John Yoo, a former official in George W. Bush’s administration and a law professor at UC Berkeley, reacted to Ingraham’s prompt by casually accusing Vindman of treason.

“I find that astounding, and some people might call that espionage,” Yoo said. (This may illustrate the danger of allowing Yoo, the author of a Bush-era legal opinion justifying torture, to weigh in on questions of law and morality.) Later on Tuesday, responding to a torrent of criticism, Yoo told the Washington Examiner that he “meant to say that this sounded like an espionage operation by the Ukrainians.”

The attacks continued Tuesday morning. On CNN, the newly hired contributor and former Representative Sean Duffy baselessly accused Vindman of dual loyalty or treason.

“It seems very clear that he is incredibly concerned about Ukrainian defense,” Duffy said. “I don’t know that he’s concerned about American policy, but his main mission was to make sure that the Ukraine got those weapons. I understand that. We all have an affinity to our homeland, where we came from … He’s entitled to his opinion. He has an affinity for the Ukraine, he speaks Ukrainian, and he came from the country, and he wants to make sure they’re safe and free. I understand that.”

Host John Berman, astonished, asked, “Are you saying a decorated war veteran isn’t looking out for America first, yes or no?”

“I don’t know what he’s doing,” Duffy replied, suddenly losing the ability to read Vindman’s mind, though he had demonstrated it moments earlier.

On Fox & Friends, Brian Kilmeade added, “We also know he was born in the Soviet Union, emigrated with his family, young. He tends to feel simpatico with the Ukraine.”

At least one Republican defended Vindman. “It is shameful to question their patriotism, their love of this country,” said Representative Liz Cheney of Wyoming, a close ally of the president’s.

Vindman is the model of what an immigrant ought to be. He came to the United States as a Jewish refugee from Soviet oppression. “Upon arriving in New York City in 1979, my father worked multiple jobs to support us, all the while learning English at night,” he wrote in his prepared testimony. “He stressed to us the importance of fully integrating into our adopted country.”

Vindman’s connection to his adopted country was so great that he joined the military and served multiple tours overseas. (This is the latest example of how Trump is delighted to use the military writ large as a prop when it suits him, but Trumpists are quick to smear actual veterans if they don’t toe the president’s line.) Vindman’s brother Yevgeny is also an Army lieutenant colonel. And Alexander Vindman is putting his career on the line by speaking up now on principle.
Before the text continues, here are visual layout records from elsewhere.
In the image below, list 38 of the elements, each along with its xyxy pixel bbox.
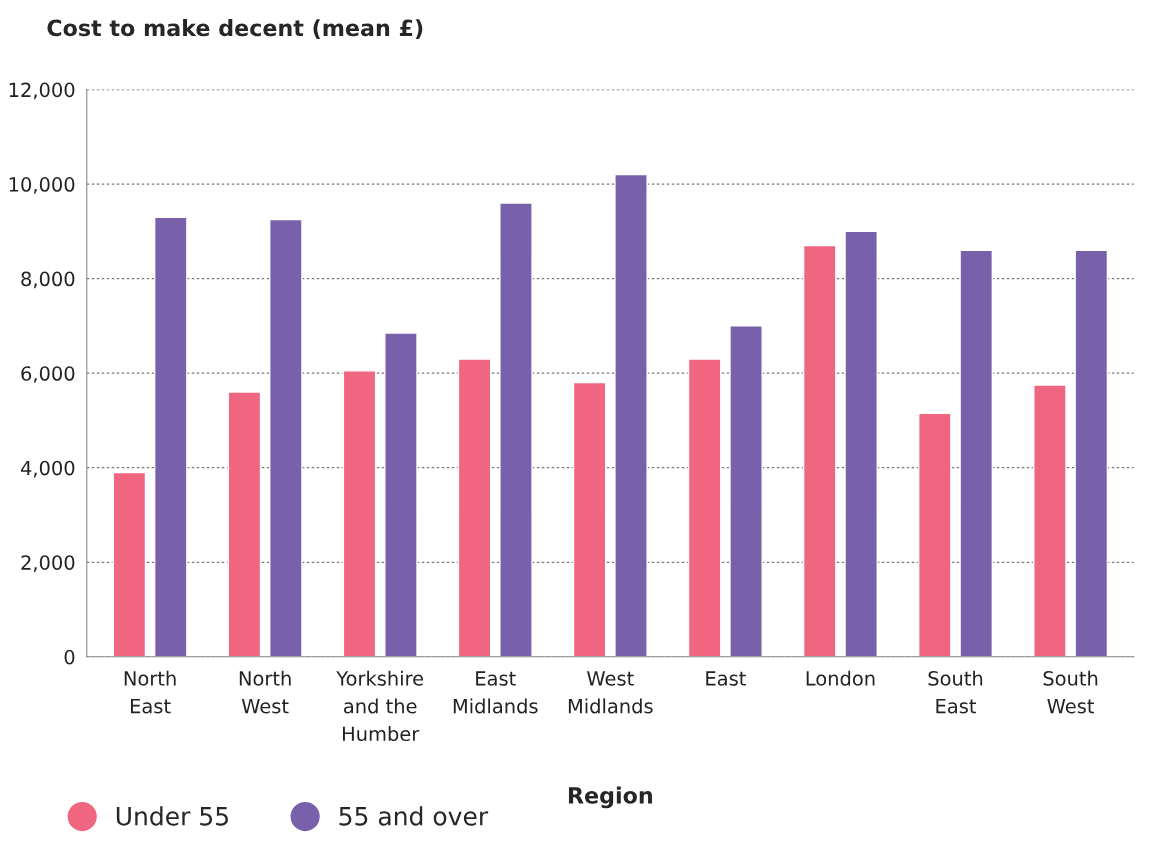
x-tick-label: North West: [239, 670, 291, 714]
bar: [457, 358, 492, 657]
bar: [499, 202, 533, 657]
y-axis-title: Cost to make decent (mean £): [47, 19, 423, 39]
x-tick-label: London: [806, 670, 875, 686]
bar: [917, 412, 952, 657]
y-tick-label: 4,000: [20, 460, 75, 478]
x-tick-label: North East: [124, 670, 176, 714]
bar: [1033, 384, 1067, 657]
bar: [269, 218, 303, 657]
y-tick-label: 10,000: [9, 177, 75, 194]
x-tick-label: South East: [928, 670, 983, 714]
y-tick-label: 2,000: [21, 555, 75, 572]
bar: [959, 249, 994, 657]
y-tick-label: 8,000: [21, 271, 75, 289]
legend-label: Under 55: [116, 806, 228, 826]
x-tick-label: East Midlands: [453, 671, 538, 714]
bar: [614, 173, 648, 657]
bar: [572, 381, 607, 657]
bar: [729, 325, 763, 657]
bar: [1074, 249, 1109, 657]
bar: [112, 471, 147, 657]
bar: [844, 230, 878, 657]
x-axis-title: Region: [568, 786, 652, 809]
bar: [802, 244, 837, 657]
bar: [687, 358, 722, 657]
y-tick-label: 6,000: [21, 366, 75, 383]
bar: [384, 332, 418, 657]
bar: [153, 216, 188, 657]
legend-label: 55 and over: [339, 806, 489, 826]
y-tick-label: 12,000: [9, 82, 75, 100]
x-tick-label: East: [706, 671, 746, 686]
x-tick-label: West Midlands: [568, 671, 653, 714]
y-tick-label: 0: [64, 649, 75, 665]
bar: [342, 370, 377, 657]
x-tick-label: South West: [1043, 670, 1098, 714]
bar: [227, 391, 262, 657]
x-tick-label: Yorkshire and the Humber: [336, 670, 424, 742]
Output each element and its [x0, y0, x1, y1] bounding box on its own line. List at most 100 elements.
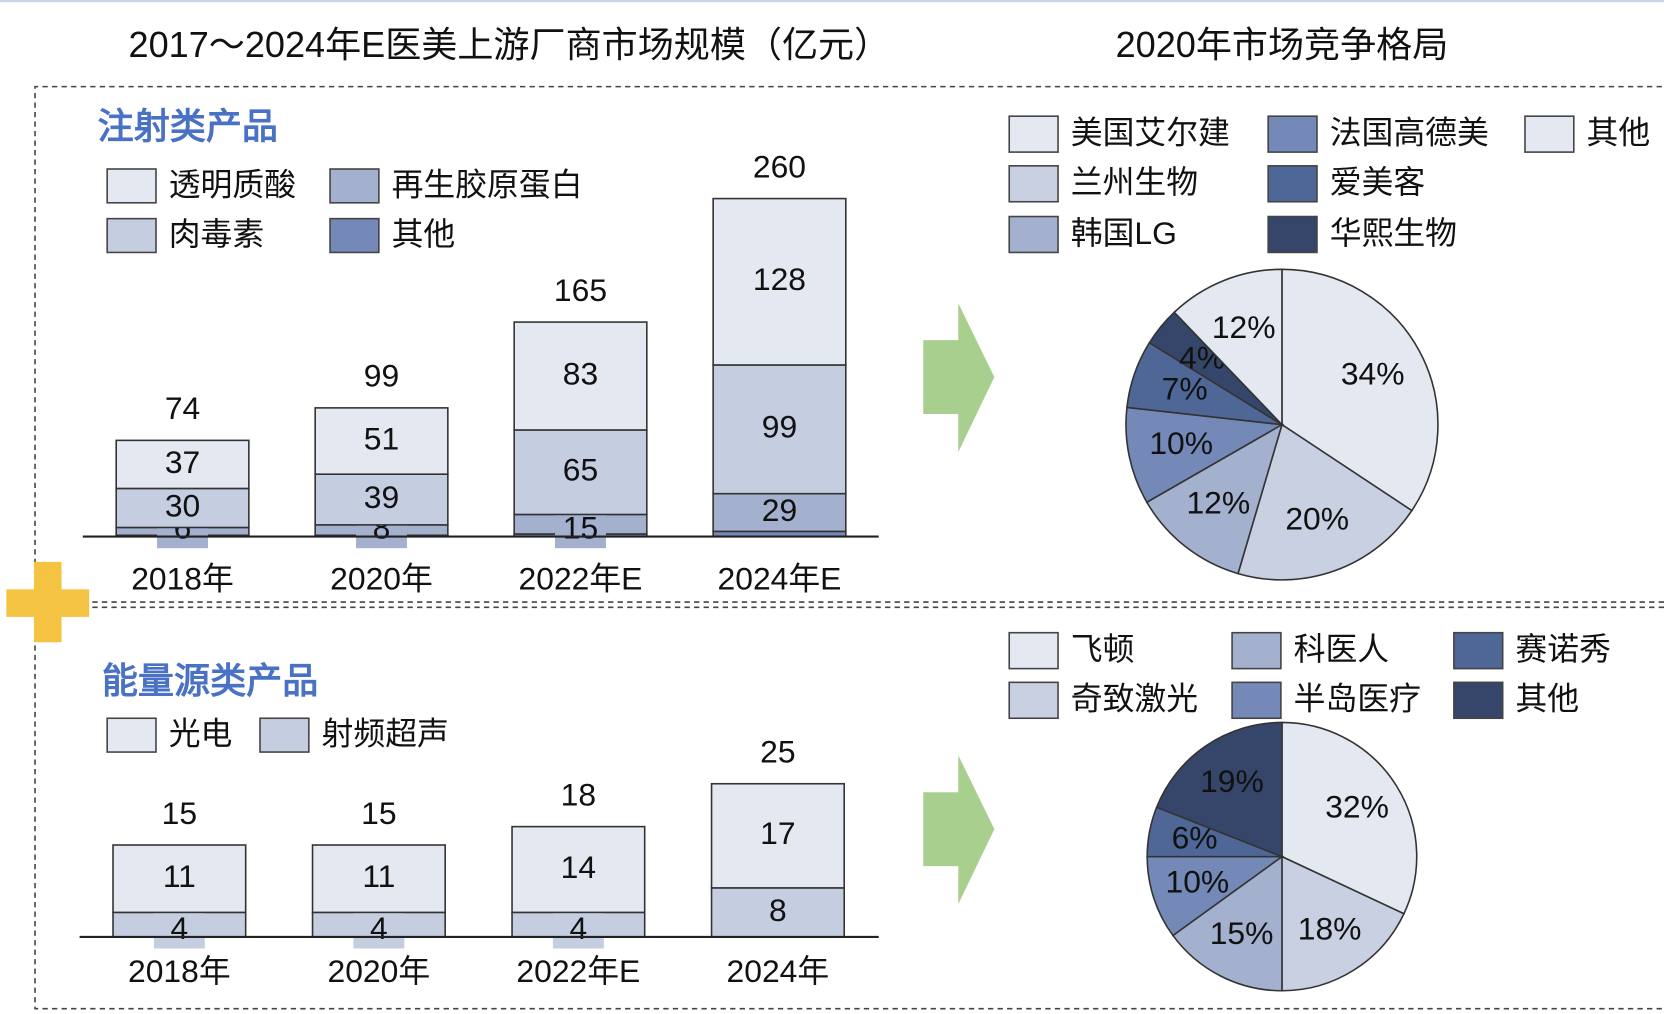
label-backdrop	[552, 912, 604, 949]
legend-label: 奇致激光	[1071, 681, 1198, 717]
chart-subtitle: 注射类产品	[98, 105, 278, 146]
slice-label: 7%	[1162, 371, 1208, 407]
value-label: 4	[570, 910, 588, 946]
legend-swatch	[106, 717, 157, 753]
value-label: 65	[563, 452, 598, 488]
total-label: 99	[364, 358, 399, 394]
value-label: 29	[762, 492, 797, 528]
slice-label: 34%	[1341, 356, 1405, 392]
bar-segment	[513, 321, 648, 431]
total-label: 74	[165, 390, 200, 426]
legend-label: 再生胶原蛋白	[392, 166, 583, 202]
bar-segment	[712, 492, 847, 533]
value-label: 14	[561, 849, 596, 885]
bar-segment	[314, 407, 449, 475]
left-title: 2017～2024年E医美上游厂商市场规模（亿元）	[129, 24, 891, 65]
legend-label: 其他	[1587, 115, 1651, 151]
legend-swatch	[1008, 681, 1059, 720]
legend-swatch	[1267, 215, 1318, 254]
legend-label: 爱美客	[1330, 164, 1425, 200]
value-label: 37	[165, 444, 200, 480]
label-backdrop	[353, 912, 405, 949]
pie-slice	[1145, 422, 1284, 575]
value-label: 4	[370, 910, 388, 946]
legend-swatch	[329, 217, 380, 254]
label-backdrop	[555, 512, 606, 549]
slice-label: 19%	[1200, 763, 1264, 799]
bar-segment	[712, 197, 847, 366]
total-label: 25	[760, 734, 795, 770]
legend-label: 光电	[169, 716, 233, 752]
value-label: 15	[563, 510, 598, 546]
legend-swatch	[106, 217, 157, 254]
legend-label: 飞顿	[1071, 631, 1135, 667]
legend-swatch	[1267, 165, 1318, 203]
slice-label: 12%	[1212, 309, 1276, 345]
total-label: 165	[554, 272, 607, 308]
slice-label: 10%	[1166, 863, 1230, 899]
x-tick-label: 2024年	[727, 953, 830, 989]
pie-slice	[1281, 721, 1418, 915]
x-tick-label: 2024年E	[718, 560, 842, 596]
legend-label: 肉毒素	[169, 216, 264, 252]
legend-label: 半岛医疗	[1294, 681, 1421, 717]
bar-segment	[311, 844, 446, 914]
slice-label: 20%	[1285, 500, 1349, 536]
value-label: 4	[170, 910, 188, 946]
total-label: 18	[561, 776, 596, 812]
arrow	[923, 303, 995, 453]
legend-swatch	[1453, 631, 1504, 670]
chart-subtitle: 能量源类产品	[102, 660, 318, 701]
legend-label: 赛诺秀	[1515, 631, 1610, 667]
top-panel-border	[34, 85, 1664, 603]
legend-swatch	[1008, 215, 1059, 254]
bar-segment	[115, 439, 250, 490]
pie-slice	[1125, 406, 1285, 504]
bottom-panel-border	[34, 606, 1664, 1010]
pie-slice	[1281, 855, 1405, 992]
slice-label: 10%	[1149, 425, 1213, 461]
legend-label: 华熙生物	[1330, 215, 1457, 251]
value-label: 11	[362, 858, 395, 894]
bar-segment	[115, 487, 250, 529]
slice-label: 12%	[1186, 485, 1250, 521]
x-tick-label: 2020年	[330, 560, 433, 596]
value-label: 39	[364, 479, 399, 515]
slice-label: 15%	[1210, 915, 1274, 951]
legend-label: 其他	[392, 216, 456, 252]
legend-label: 透明质酸	[169, 166, 296, 202]
value-label: 17	[760, 815, 795, 851]
value-label: 11	[163, 858, 196, 894]
bar-segment	[712, 364, 847, 495]
value-label: 30	[165, 487, 200, 523]
pie-slice	[1146, 855, 1285, 937]
legend-label: 兰州生物	[1071, 164, 1198, 200]
pie-slice	[1155, 721, 1283, 858]
value-label: 83	[563, 355, 598, 391]
label-backdrop	[153, 912, 205, 949]
legend-label: 美国艾尔建	[1071, 115, 1230, 151]
x-tick-label: 2022年E	[519, 560, 643, 596]
legend-swatch	[1008, 631, 1059, 670]
legend-swatch	[1524, 115, 1575, 153]
x-tick-label: 2018年	[131, 560, 234, 596]
x-tick-label: 2018年	[128, 953, 231, 989]
bar-segment	[710, 782, 845, 889]
legend-label: 法国高德美	[1330, 115, 1489, 151]
legend-swatch	[1008, 165, 1059, 203]
value-label: 8	[769, 892, 787, 928]
legend-swatch	[259, 717, 310, 753]
x-tick-label: 2022年E	[516, 953, 640, 989]
pie-slice	[1237, 423, 1413, 581]
plus-icon	[6, 561, 90, 643]
x-tick-label: 2020年	[328, 953, 431, 989]
total-label: 15	[361, 795, 396, 831]
right-title: 2020年市场竞争格局	[1116, 24, 1449, 65]
arrow	[923, 755, 995, 905]
value-label: 51	[364, 420, 399, 456]
slice-label: 18%	[1298, 911, 1362, 947]
legend-swatch	[329, 168, 380, 204]
legend-swatch	[1267, 115, 1318, 153]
Vindman’s experience as a refugee doesn’t make him a traitor; it makes him more viscerally able to appreciate the importance of the rule of law, absent in the Soviet system that his family fled. Suggesting otherwise without evidence is appalling and immoral, but it is the natural progression of Trumpism. The president kicked off his 2016 campaign by attacking unauthorized Mexican immigrants as “rapists and criminals,” and his allies have now moved on to attacking decorated veterans as traitors. If they are searching for scoundrels, there are plenty who were born on American soil.